Former Speaker of the House Newt Gingrich (R) is warning it is a “very dangerous time” with what he believes are increased efforts to “weaken the police.”

Fox News host Sean Hannity mentioned on Monday night the protests that have broken out in response to the fatal shooting of Daunte Wright, a Black man, in Minnesota on Sunday.

Gingrich explained this is not the first time the nation has experienced unrest like what it is seeing now.

“I think that the danger we’ve got which we’ve had before. The Black Panther movement in the late ‘60s for example, engaged in fairly large-scale rioting. There were 2,500 bombs that went off from 1969 to ’70,” Gingrich said.

He continued, “There were riots in an amazing number of cities in the 1960s. Part of what you have here is that the society can’t decide whether or not it favors law and order in the classic sense.”

Watch his interview below:

Arguing there is evidence of people “taunting” and “attacking” the police, Gingrich added, “We have made being a policeman dramatically more dangerous. Historically that’s very unhealthy.”

Gingrich noted “the bias historically” had been those who risk their lives to protect the American people deserve “the benefit of the doubt” and deserve “the support of the community.”

He explained, “I think this is a very dangerous time for the country and we need to understand that the more we weaken the police, the greater the likelihood of really serious crime and the greater the likelihood that innocent people are going to be killed or hurt.”

In response to a video of a man taunting a police officer, Gingrich told Hannity the real question is “why isn’t he arrested?”

The former speaker of the House warned, “If we are going to back off and we are going to apologize and we’re going to allow the forces of crime and the forces of hostility to dominate the streets, then we’re going to get what we are now getting which is in every major city … a dramatic rise in crime.”

He went on, “Who does that hurt? It hurts the innocent. It hurts minorities. Who are the largest number of victims of these kind of criminals? They are African-Americans.”

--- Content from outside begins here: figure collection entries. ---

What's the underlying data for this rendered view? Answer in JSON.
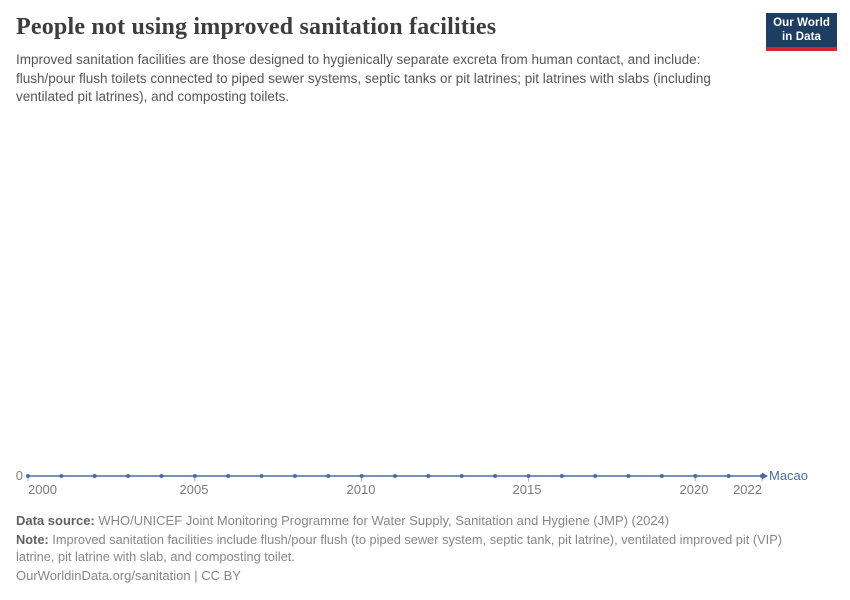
{
  "header": {
    "title": "People not using improved sanitation facilities",
    "subtitle": "Improved sanitation facilities are those designed to hygienically separate excreta from human contact, and include: flush/pour flush toilets connected to piped sewer systems, septic tanks or pit latrines; pit latrines with slabs (including ventilated pit latrines), and composting toilets.",
    "logo": {
      "line1": "Our World",
      "line2": "in Data"
    }
  },
  "chart_data": {
    "type": "line",
    "title": "People not using improved sanitation facilities",
    "xlabel": "",
    "ylabel": "",
    "x": [
      2000,
      2001,
      2002,
      2003,
      2004,
      2005,
      2006,
      2007,
      2008,
      2009,
      2010,
      2011,
      2012,
      2013,
      2014,
      2015,
      2016,
      2017,
      2018,
      2019,
      2020,
      2021,
      2022
    ],
    "series": [
      {
        "name": "Macao",
        "color": "#4c6ba8",
        "values": [
          0,
          0,
          0,
          0,
          0,
          0,
          0,
          0,
          0,
          0,
          0,
          0,
          0,
          0,
          0,
          0,
          0,
          0,
          0,
          0,
          0,
          0,
          0
        ]
      }
    ],
    "x_range": [
      2000,
      2022
    ],
    "y_ticks": [
      0
    ],
    "x_ticks": [
      2000,
      2005,
      2010,
      2015,
      2020,
      2022
    ],
    "x_tick_labels": [
      "2000",
      "2005",
      "2010",
      "2015",
      "2020",
      "2022"
    ],
    "grid": false,
    "legend_position": "end-of-line"
  },
  "footer": {
    "datasource_label": "Data source:",
    "datasource_text": "WHO/UNICEF Joint Monitoring Programme for Water Supply, Sanitation and Hygiene (JMP) (2024)",
    "note_label": "Note:",
    "note_text": "Improved sanitation facilities include flush/pour flush (to piped sewer system, septic tank, pit latrine), ventilated improved pit (VIP) latrine, pit latrine with slab, and composting toilet.",
    "origin": "OurWorldinData.org/sanitation | CC BY"
  },
  "colors": {
    "series_blue": "#4c6ba8",
    "logo_navy": "#1d3d63",
    "logo_red": "#d4262c",
    "tick_gray": "#7e7e7e"
  }
}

Calling it “madness,” Gingrich argued there has to come a time where society has to decide “we are in favor of the law. We are in favor of the police.”

Acknowledging law enforcement must be trained and an investigation is necessary when something goes wrong, he claimed: “On balance a strong, effective, trained police force is better for the poorest people and better for the minority groups than any other situation.”